God’s justice

Proper 28 (November 14, 2010)
Common Lectionary Readings:
Malachi 4:1-21; Ps. 98; II Thess. 3:6-13; Lk. 21:5-19

We are making final preparations for a two-month home leave, Nov. 15 – Jan. 15. We will be swapping houses with a couple from Harrisonburg, Va., who will be based in Amman and traveling throughout the Middle East. We’re excited about spending Thanksgiving and Christmas with family and friends in the U.S.

This past week, Cindy visited Jordanian partners and Daryl visited with MCC partners in Gaza. It was the first time we have received permits to enter Gaza since January. While more food and humanitarian supplies are finally entering the Gaza Strip, construction materials are still prohibited.

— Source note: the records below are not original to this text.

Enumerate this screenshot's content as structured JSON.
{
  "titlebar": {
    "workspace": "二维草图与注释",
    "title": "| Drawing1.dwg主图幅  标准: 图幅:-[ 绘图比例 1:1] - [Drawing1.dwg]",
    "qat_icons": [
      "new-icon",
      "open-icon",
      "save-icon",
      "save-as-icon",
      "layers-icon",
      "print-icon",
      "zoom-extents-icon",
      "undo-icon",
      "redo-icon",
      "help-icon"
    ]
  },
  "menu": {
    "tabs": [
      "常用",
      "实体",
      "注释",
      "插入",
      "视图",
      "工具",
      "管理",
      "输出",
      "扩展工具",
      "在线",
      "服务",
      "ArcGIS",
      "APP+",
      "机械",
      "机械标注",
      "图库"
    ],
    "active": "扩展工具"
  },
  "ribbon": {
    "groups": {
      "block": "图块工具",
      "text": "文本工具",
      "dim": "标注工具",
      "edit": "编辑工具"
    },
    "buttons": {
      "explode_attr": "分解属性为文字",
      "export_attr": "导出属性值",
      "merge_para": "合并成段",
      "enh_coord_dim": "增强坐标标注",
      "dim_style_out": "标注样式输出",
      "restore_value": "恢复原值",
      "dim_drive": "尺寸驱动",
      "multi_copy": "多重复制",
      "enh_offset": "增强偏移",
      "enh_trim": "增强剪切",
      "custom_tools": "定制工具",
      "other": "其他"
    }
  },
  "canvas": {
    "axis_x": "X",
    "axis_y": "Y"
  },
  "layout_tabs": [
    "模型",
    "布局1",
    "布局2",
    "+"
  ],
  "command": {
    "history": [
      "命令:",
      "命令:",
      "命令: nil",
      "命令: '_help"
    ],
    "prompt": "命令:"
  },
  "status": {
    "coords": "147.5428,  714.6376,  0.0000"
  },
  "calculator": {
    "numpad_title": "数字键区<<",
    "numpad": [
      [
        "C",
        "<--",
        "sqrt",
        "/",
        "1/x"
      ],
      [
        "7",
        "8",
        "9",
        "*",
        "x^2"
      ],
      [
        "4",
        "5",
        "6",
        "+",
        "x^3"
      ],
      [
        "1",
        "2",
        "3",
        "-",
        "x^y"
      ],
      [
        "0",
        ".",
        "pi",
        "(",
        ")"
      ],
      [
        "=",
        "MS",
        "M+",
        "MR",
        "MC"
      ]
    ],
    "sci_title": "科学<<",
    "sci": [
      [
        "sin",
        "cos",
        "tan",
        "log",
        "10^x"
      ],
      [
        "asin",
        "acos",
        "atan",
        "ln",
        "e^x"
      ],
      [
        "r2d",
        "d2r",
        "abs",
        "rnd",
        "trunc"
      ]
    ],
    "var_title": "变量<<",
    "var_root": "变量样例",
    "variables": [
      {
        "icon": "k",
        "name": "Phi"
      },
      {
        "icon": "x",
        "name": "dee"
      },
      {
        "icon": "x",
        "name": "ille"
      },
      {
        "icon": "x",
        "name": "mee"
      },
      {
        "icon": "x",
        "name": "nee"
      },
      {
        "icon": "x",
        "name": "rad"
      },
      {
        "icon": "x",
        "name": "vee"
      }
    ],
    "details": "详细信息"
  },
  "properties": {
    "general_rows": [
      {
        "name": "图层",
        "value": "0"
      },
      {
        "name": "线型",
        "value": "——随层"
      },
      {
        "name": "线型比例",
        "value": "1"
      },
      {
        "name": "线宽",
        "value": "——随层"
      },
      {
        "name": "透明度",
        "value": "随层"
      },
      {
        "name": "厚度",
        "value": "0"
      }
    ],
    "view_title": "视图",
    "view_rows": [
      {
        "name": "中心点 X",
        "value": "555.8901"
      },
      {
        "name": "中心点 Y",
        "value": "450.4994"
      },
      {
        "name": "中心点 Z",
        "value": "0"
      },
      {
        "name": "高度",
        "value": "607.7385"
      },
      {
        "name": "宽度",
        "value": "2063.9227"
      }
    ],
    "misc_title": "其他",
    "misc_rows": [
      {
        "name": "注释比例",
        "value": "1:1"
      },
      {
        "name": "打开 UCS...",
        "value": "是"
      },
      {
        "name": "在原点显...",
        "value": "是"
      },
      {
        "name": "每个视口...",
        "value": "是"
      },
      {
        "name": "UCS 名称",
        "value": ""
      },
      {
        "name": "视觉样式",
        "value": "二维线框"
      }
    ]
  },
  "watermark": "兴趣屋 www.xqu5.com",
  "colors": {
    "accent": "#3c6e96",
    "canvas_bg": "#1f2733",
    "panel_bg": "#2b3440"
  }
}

MCC worker Ingrid and MCC partner Rifqa meet with children at a recreation center near Gaza City

In the region this week, additional Iraqi Christian families were targeted for violence in Baghdad. Shi’a Muslim groups have also been targeted in recent weeks. Christian-Muslim relations have historically been quite strong – and for the most part continue to be so. But in light of recent attacks by fringe groups and the threat of additional attacks, Christians throughout the region are expressing a growing sense of vulnerability.

The Common Lectionary readings this week focus on God’s ultimate justice in human affairs.

In the Old Testament reading, Malachi prophesies about a coming day when “all the arrogant and all evildoers will be stubble,” while all who revere God’s name will experience justice and healing (Mal. 4:1-2).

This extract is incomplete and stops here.